Athena: I'm one of those, yes. I don't mind the card art so much, but the flimsy player boards that don't hold the cubes I do.


Arvid: I hold my cubes in place with the recessed player boards from the Kickstarter edition of Turmoil. And to be honest, even with two cats jumping around, it never was much of a problem.


02. Mage Knight


Athena: I knew Spirit Island would dethrone Mage Knight this year. Having played neither, I can't say I'm bothered. Besides, Dungeon Degenerates (my number 2) makes all other games irrelevant.
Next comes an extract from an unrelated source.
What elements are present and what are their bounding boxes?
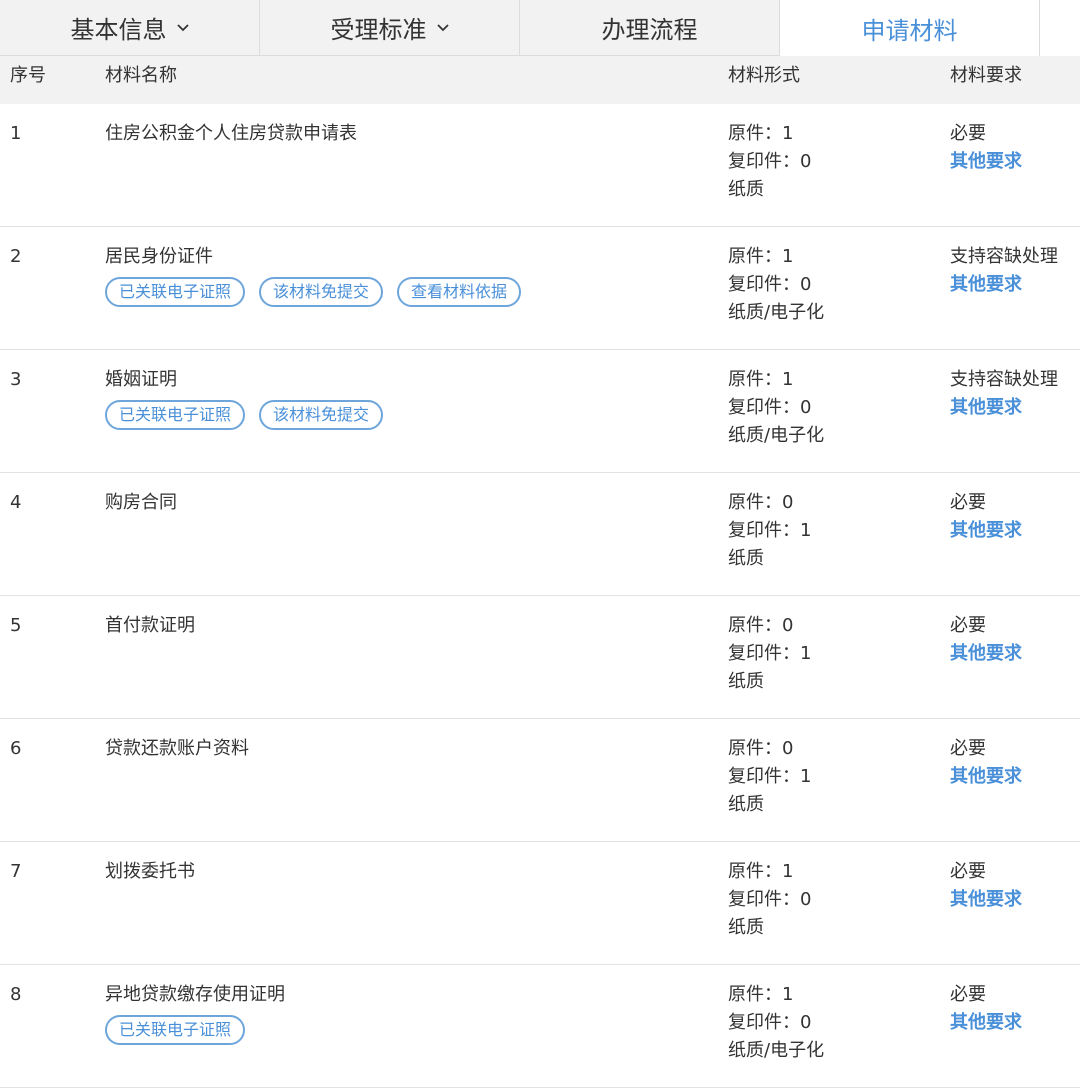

Arvid: I wish Mage Knight looked like Dungeon Degenerates. Speaking of looks, I also wish that the different components of Mage Knight didn't look as though they came from different games. Was the person who did the layout for the cards not even allowed to talk to the people responsible for the boards or the tokens? Good game, though. Quite an involving puzzle. I haven't played it in a long time, though, so it didn't make my list.
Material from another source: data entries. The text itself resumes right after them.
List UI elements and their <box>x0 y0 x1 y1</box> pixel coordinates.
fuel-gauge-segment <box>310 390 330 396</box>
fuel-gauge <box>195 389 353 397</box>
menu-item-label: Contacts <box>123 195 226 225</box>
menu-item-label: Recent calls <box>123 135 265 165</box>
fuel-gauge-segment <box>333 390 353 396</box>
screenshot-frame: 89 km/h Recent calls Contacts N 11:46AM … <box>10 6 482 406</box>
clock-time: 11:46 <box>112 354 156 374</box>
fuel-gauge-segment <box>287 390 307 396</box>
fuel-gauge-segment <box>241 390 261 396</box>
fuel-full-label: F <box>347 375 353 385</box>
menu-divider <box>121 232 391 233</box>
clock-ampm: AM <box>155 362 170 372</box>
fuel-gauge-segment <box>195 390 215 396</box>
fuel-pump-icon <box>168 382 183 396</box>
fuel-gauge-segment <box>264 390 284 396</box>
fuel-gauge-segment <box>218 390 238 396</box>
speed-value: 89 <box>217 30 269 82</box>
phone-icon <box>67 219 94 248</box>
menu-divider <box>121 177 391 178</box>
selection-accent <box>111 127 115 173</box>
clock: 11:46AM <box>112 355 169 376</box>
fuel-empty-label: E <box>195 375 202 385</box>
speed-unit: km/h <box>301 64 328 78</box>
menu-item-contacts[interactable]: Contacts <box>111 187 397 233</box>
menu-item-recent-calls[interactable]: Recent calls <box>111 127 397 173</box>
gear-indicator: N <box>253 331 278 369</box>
JW: I was waiting for the app version by Dire Wolf to pick this up again. Hopefully next year?


01. Spirit Island


Arvid: The People's new favourite is a game that I found dull, dry, unengaging and pretty ugly. Not that the previous #1, Mage Knight, is the pinnacle of visual design, though... I've only played Spirit Island cooperatively and I'll never try it solo. The spirits feel like abstract entities and gameplay is extremely mechanical.


JW: *cough*Aeon's End*cough*


Arvid: I have to admit that there are some clever mechanisms in this game, though, particularly the cyclic nature of the damage the colonizers inflict on the land and how that is represented by sliding cards on the board to mark time passing – explore, build, ravage, explore, build, ravage... A logical, clean, intuitive and thematic mechanism. Spirit Island is a heavy, complex, innovative eurogame with an interesting theme. I would have liked it if it made me feel like a spirit protecting an island from colonisation instead of an accountant solving sudokus in between work assignments. Dull, procedural, boring, dry. I'm sorry, but what did you expect from a gamer who's #1 solitaire game is Arkham Horror (second edition)?


Athena: I may play this one day. I have postponed it because the artwork doesn't appeal to me, and neither do the verbose names of the spirits.


Arvid: Yeah, the cartoony look of the spirits certainly doesn't help. They should have used photographs of spirits for added realism and perhaps I would have cared.


JW: And onto the wishlist it goes. Great!